Problem for the CEO of Whole Foods is that what he is selling the the whole liberal-left social experience. Whole Food is to a left-winger what an ammunition store is to a gun nut.
Have you ever been in a Whole Foods and looked over the shoppers along with the clerks? Read the bumper stickers out in the parking lot?
As much as anything in the world is real as opposed to some kind of social construct, to borrow some reasoning from the kind of people who might teach at an academic department with “Studies” in the title and may also shop at Whole Foods, the “real” version of Whole Foods is something like the Willys Street Coop in Madison, Wisconsin. Whole Foods is a kind of synthesis of the East Madison 1960′s hippie food coop with a kind of boutique seller of upscale, luxury foods. Whole Foods is “not real” in the sense that it is not a kind of hippie quasi-socialist coop, it is a for-profit corporate entity, and as such, it carefully crafts its corporate brand. Just as McDonalds has kitch brand-ID like Ronald McDonald and the Hamburgler, Whole Foods has its left-wing stupid “Declaration of Interdependence” plastered on the wall by the cash registers.

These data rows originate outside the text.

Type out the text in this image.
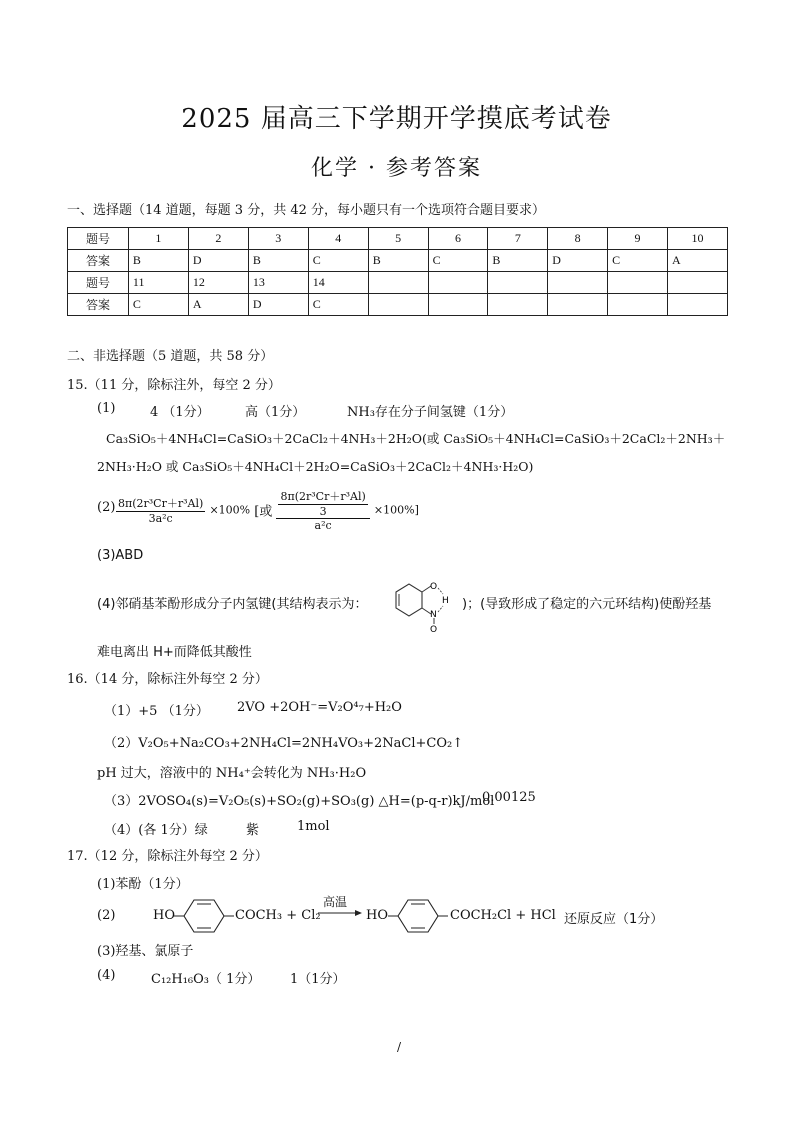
2025 届高三下学期开学摸底考试卷
化学 · 参考答案
一、选择题（14 道题，每题 3 分，共 42 分，每小题只有一个选项符合题目要求）
题号	1	2	3	4	5	6	7	8	9	10
答案	B	D	B	C	B	C	B	D	C	A
题号	11	12	13	14						
答案	C	A	D	C						
二、非选择题（5 道题，共 58 分）
15.（11 分，除标注外，每空 2 分）
(1)	4 （1分）	高（1分）	NH₃存在分子间氢键（1分）
Ca₃SiO₅＋4NH₄Cl=CaSiO₃＋2CaCl₂＋4NH₃＋2H₂O(或 Ca₃SiO₅＋4NH₄Cl=CaSiO₃＋2CaCl₂＋2NH₃＋
2NH₃·H₂O 或 Ca₃SiO₅＋4NH₄Cl＋2H₂O=CaSiO₃＋2CaCl₂＋4NH₃·H₂O)
$(2) \frac{\text{8π(2r³Cr＋r³Al)}}{\text{3a²c}} \times 100\%$ [或 $\frac{\frac{\text{8π(2r³Cr＋r³Al)}}{3}}{\text{a²c}} \times 100\%$]
(3)ABD
(4)邻硝基苯酚形成分子内氢键(其结构表示为：
O
H
N
O
)；(导致形成了稳定的六元环结构)使酚羟基
难电离出 H+而降低其酸性
16.（14 分，除标注外每空 2 分）
（1）+5 （1分） 2VO +2OH⁻=V₂O⁴₇+H₂O
（2）V₂O₅+Na₂CO₃+2NH₄Cl=2NH₄VO₃+2NaCl+CO₂↑
pH 过大，溶液中的 NH₄⁺会转化为 NH₃·H₂O
（3）2VOSO₄(s)=V₂O₅(s)+SO₂(g)+SO₃(g) △H=(p-q-r)kJ/mol
0.00125
（4）(各 1分）绿	紫	1mol
17.（12 分，除标注外每空 2 分）
(1)苯酚（1分）
(2)	HO	COCH₃ + Cl₂
高温
→ HO	COCH₂Cl + HCl 还原反应（1分）
(3)羟基、氯原子
(4)	C₁₂H₁₆O₃（ 1分） 1（1分）
/
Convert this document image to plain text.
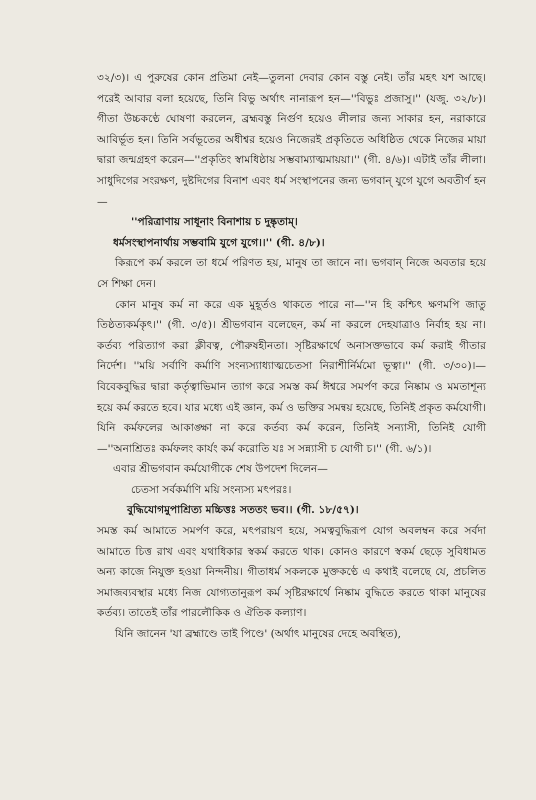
৩২/৩)। এ পুরুষের কোন প্রতিমা নেই—তুলনা দেবার কোন বস্তু নেই। তাঁর মহৎ যশ আছে। পরেই আবার বলা হয়েছে, তিনি বিভু অর্থাৎ নানারূপ হন—''বিভুঃ প্রজাসু।'' (যজু. ৩২/৮)। গীতা উচ্চকণ্ঠে ঘোষণা করলেন, ব্রহ্মবস্তু নির্গুণ হয়েও লীলার জন্য সাকার হন, নরাকারে আবির্ভূত হন। তিনি সর্বভূতের অধীশ্বর হয়েও নিজেরই প্রকৃতিতে অধিষ্ঠিত থেকে নিজের মায়া দ্বারা জন্মগ্রহণ করেন—''প্রকৃতিং স্বামধিষ্ঠায় সম্ভবাম্যাত্মমায়য়া।'' (গী. ৪/৬)। এটাই তাঁর লীলা। সাধুদিগের সংরক্ষণ, দুষ্টদিগের বিনাশ এবং ধর্ম সংস্থাপনের জন্য ভগবান্ যুগে যুগে অবতীর্ণ হন—

''পরিত্রাণায় সাধূনাং বিনাশায় চ দুষ্কৃতাম্।

ধর্মসংস্থাপনার্থায় সম্ভবামি যুগে যুগে।।'' (গী. ৪/৮)।

কিরূপে কর্ম করলে তা ধর্মে পরিণত হয়, মানুষ তা জানে না। ভগবান্ নিজে অবতার হয়ে সে শিক্ষা দেন।

কোন মানুষ কর্ম না করে এক মুহূর্তও থাকতে পারে না—''ন হি কশ্চিৎ ক্ষণমপি জাতু তিষ্ঠত্যকর্মকৃৎ।'' (গী. ৩/৫)। শ্রীভগবান বলেছেন, কর্ম না করলে দেহযাত্রাও নির্বাহ হয় না। কর্তব্য পরিত্যাগ করা ক্লীবত্ব, পৌরুষহীনতা। সৃষ্টিরক্ষার্থে অনাসক্তভাবে কর্ম করাই গীতার নির্দেশ। ''ময়ি সর্বাণি কর্মাণি সংন্যস্যাধ্যাত্মচেতসা নিরাশীর্নির্মমো ভূত্বা।'' (গী. ৩/৩০)।—বিবেকবুদ্ধির দ্বারা কর্তৃত্বাভিমান ত্যাগ করে সমস্ত কর্ম ঈশ্বরে সমর্পণ করে নিষ্কাম ও মমতাশূন্য হয়ে কর্ম করতে হবে। যার মধ্যে এই জ্ঞান, কর্ম ও ভক্তির সমন্বয় হয়েছে, তিনিই প্রকৃত কর্মযোগী। যিনি কর্মফলের আকাঙ্ক্ষা না করে কর্তব্য কর্ম করেন, তিনিই সন্যাসী, তিনিই যোগী—''অনাশ্রিতঃ কর্মফলং কার্যং কর্ম করোতি যঃ স সন্ন্যাসী চ যোগী চ।'' (গী. ৬/১)।

এবার শ্রীভগবান কর্মযোগীকে শেষ উপদেশ দিলেন—

চেতসা সর্বকর্মাণি ময়ি সংন্যস্য মৎপরঃ।

বুদ্ধিযোগমুপাশ্রিত্য মচ্চিত্তঃ সততং ভব।। (গী. ১৮/৫৭)।

সমস্ত কর্ম আমাতে সমর্পণ করে, মৎপরায়ণ হয়ে, সমত্ববুদ্ধিরূপ যোগ অবলম্বন করে সর্বদা আমাতে চিত্ত রাখ এবং যথাধিকার স্বকর্ম করতে থাক। কোনও কারণে স্বকর্ম ছেড়ে সুবিধামত অন্য কাজে নিযুক্ত হওয়া নিন্দনীয়। গীতাধর্ম সকলকে মুক্তকণ্ঠে এ কথাই বলেছে যে, প্রচলিত সমাজব্যবস্থার মধ্যে নিজ যোগ্যতানুরূপ কর্ম সৃষ্টিরক্ষার্থে নিষ্কাম বুদ্ধিতে করতে থাকা মানুষের কর্তব্য। তাতেই তাঁর পারলৌকিক ও ঐতিক কল্যাণ।

যিনি জানেন 'যা ব্রহ্মাণ্ডে তাই পিণ্ডে' (অর্থাৎ মানুষের দেহে অবস্থিত),
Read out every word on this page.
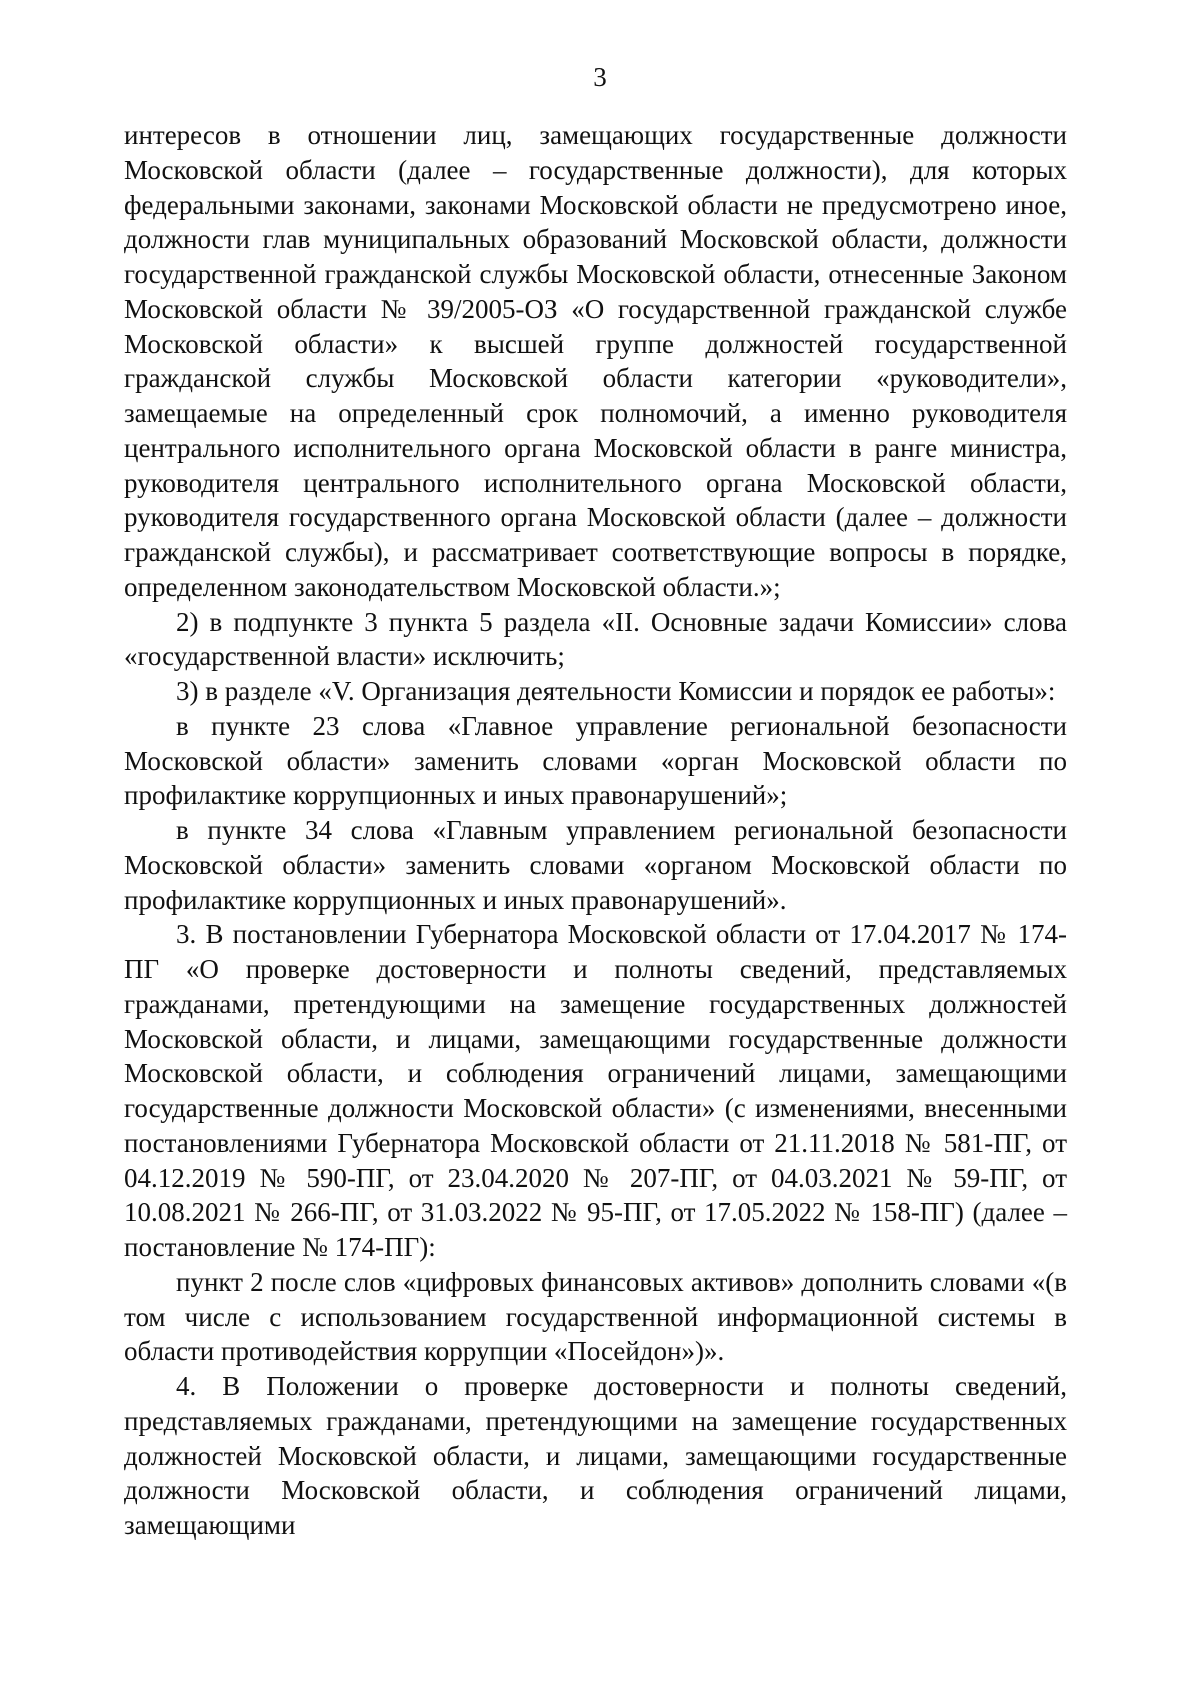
3

интересов в отношении лиц, замещающих государственные должности Московской области (далее – государственные должности), для которых федеральными законами, законами Московской области не предусмотрено иное, должности глав муниципальных образований Московской области, должности государственной гражданской службы Московской области, отнесенные Законом Московской области № 39/2005-ОЗ «О государственной гражданской службе Московской области» к высшей группе должностей государственной гражданской службы Московской области категории «руководители», замещаемые на определенный срок полномочий, а именно руководителя центрального исполнительного органа Московской области в ранге министра, руководителя центрального исполнительного органа Московской области, руководителя государственного органа Московской области (далее – должности гражданской службы), и рассматривает соответствующие вопросы в порядке, определенном законодательством Московской области.»;

2) в подпункте 3 пункта 5 раздела «II. Основные задачи Комиссии» слова «государственной власти» исключить;

3) в разделе «V. Организация деятельности Комиссии и порядок ее работы»:

в пункте 23 слова «Главное управление региональной безопасности Московской области» заменить словами «орган Московской области по профилактике коррупционных и иных правонарушений»;

в пункте 34 слова «Главным управлением региональной безопасности Московской области» заменить словами «органом Московской области по профилактике коррупционных и иных правонарушений».

3. В постановлении Губернатора Московской области от 17.04.2017 № 174-ПГ «О проверке достоверности и полноты сведений, представляемых гражданами, претендующими на замещение государственных должностей Московской области, и лицами, замещающими государственные должности Московской области, и соблюдения ограничений лицами, замещающими государственные должности Московской области» (с изменениями, внесенными постановлениями Губернатора Московской области от 21.11.2018 № 581-ПГ, от 04.12.2019 № 590-ПГ, от 23.04.2020 № 207-ПГ, от 04.03.2021 № 59-ПГ, от 10.08.2021 № 266-ПГ, от 31.03.2022 № 95-ПГ, от 17.05.2022 № 158-ПГ) (далее – постановление № 174-ПГ):

пункт 2 после слов «цифровых финансовых активов» дополнить словами «(в том числе с использованием государственной информационной системы в области противодействия коррупции «Посейдон»)».

4. В Положении о проверке достоверности и полноты сведений, представляемых гражданами, претендующими на замещение государственных должностей Московской области, и лицами, замещающими государственные должности Московской области, и соблюдения ограничений лицами, замещающими
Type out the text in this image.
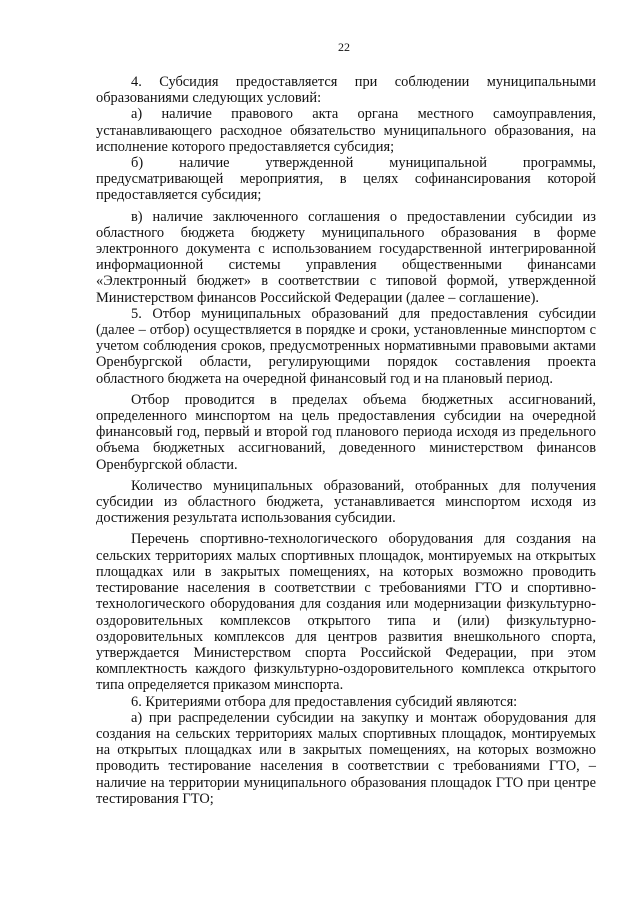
22

4. Субсидия предоставляется при соблюдении муниципальными образованиями следующих условий:

а) наличие правового акта органа местного самоуправления, устанавливающего расходное обязательство муниципального образования, на исполнение которого предоставляется субсидия;

б) наличие утвержденной муниципальной программы, предусматривающей мероприятия, в целях софинансирования которой предоставляется субсидия;

в) наличие заключенного соглашения о предоставлении субсидии из областного бюджета бюджету муниципального образования в форме электронного документа с использованием государственной интегрированной информационной системы управления общественными финансами «Электронный бюджет» в соответствии с типовой формой, утвержденной Министерством финансов Российской Федерации (далее – соглашение).

5. Отбор муниципальных образований для предоставления субсидии (далее – отбор) осуществляется в порядке и сроки, установленные минспортом с учетом соблюдения сроков, предусмотренных нормативными правовыми актами Оренбургской области, регулирующими порядок составления проекта областного бюджета на очередной финансовый год и на плановый период.

Отбор проводится в пределах объема бюджетных ассигнований, определенного минспортом на цель предоставления субсидии на очередной финансовый год, первый и второй год планового периода исходя из предельного объема бюджетных ассигнований, доведенного министерством финансов Оренбургской области.

Количество муниципальных образований, отобранных для получения субсидии из областного бюджета, устанавливается минспортом исходя из достижения результата использования субсидии.

Перечень спортивно-технологического оборудования для создания на сельских территориях малых спортивных площадок, монтируемых на открытых площадках или в закрытых помещениях, на которых возможно проводить тестирование населения в соответствии с требованиями ГТО и спортивно-технологического оборудования для создания или модернизации физкультурно-оздоровительных комплексов открытого типа и (или) физкультурно-оздоровительных комплексов для центров развития внешкольного спорта, утверждается Министерством спорта Российской Федерации, при этом комплектность каждого физкультурно-оздоровительного комплекса открытого типа определяется приказом минспорта.

6. Критериями отбора для предоставления субсидий являются:

а) при распределении субсидии на закупку и монтаж оборудования для создания на сельских территориях малых спортивных площадок, монтируемых на открытых площадках или в закрытых помещениях, на которых возможно проводить тестирование населения в соответствии с требованиями ГТО, – наличие на территории муниципального образования площадок ГТО при центре тестирования ГТО;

In a way I blame more Mackey and side with Goofy Left-wing Lady on this. I mean what is Goofy Left-wing Lady purchasing at Whole Foods? Food? No, that can be purchased for half the money down the street at a chain supermarket. What one is purchasing at Whole Foods is the Whole Liberal-Left-Wing social experience, mingling with people who share your world view. By going iconoclast on Health Care Reform, Mackey has damaged (who knows if it is that serious) the brand.
If one is truly a “man or woman of the people”, one shops at Aldi, an international chain of German ownership specializing in bare bones product selection and rock bottom prices. Among the social cross section one encounters there are a number of inter-racial couples. To be inter-racially married, even all of these years after Spencer Tracy and Sidney Poitier, one has to be genuinely liberal in terms of social outlook, and one has to seriously not care about what other people think about you. Such people shop at Aldi and mingle freely with the people who have to shop there on account of the low prices. I do not see inter-racial couples shopping at Whole Foods. I do not see anyone fitting the profile of a Whole Foods shopper at Aldi. People who shop at Whole Foods care a great deal what people think about them.
Another interesting matter relating to Whole Foods is a book titled “Class” by Paul Fussell. It is this short work outlining what social class you belong to based on your tastes in entertainment and housing and house decorating. One of the interesting categories in “high prole” (prole as in proletarian after Orwell’s 1984 and the mass of people who spoke thick Cockney and were not Party members). The observation is that one can be wealthy enough to be considered “rich” by any reasonable definition, but one can remain working class in one’s sense of taste and be, well, high prole.
The other interesting thing about the book, which on one hand seemed critical of the lower classes for having cheesy tastes, but on the other hand seemed critical of the middle classes for being affected in their tastes out of insecurity about their social standing, offered “The X Way Out” as a final chapter, describing a kind of middle class bohemianism as a way out of social striving and class insecurity.
Fussell’s description of “The X Way Out” describes the Whole Foods clientel to a T, and to me, it is even phonier than the kind of middle class, say, as lampooned in the movie “The Graduate.” Again, I think the only people who are not phony about social class are the professional-class inter-racial couples shopping at Aldi, because to be inter-racially married and to shop at Aldi (or especially Wal-Mart), you have to really not worry about what anyone thinks about you.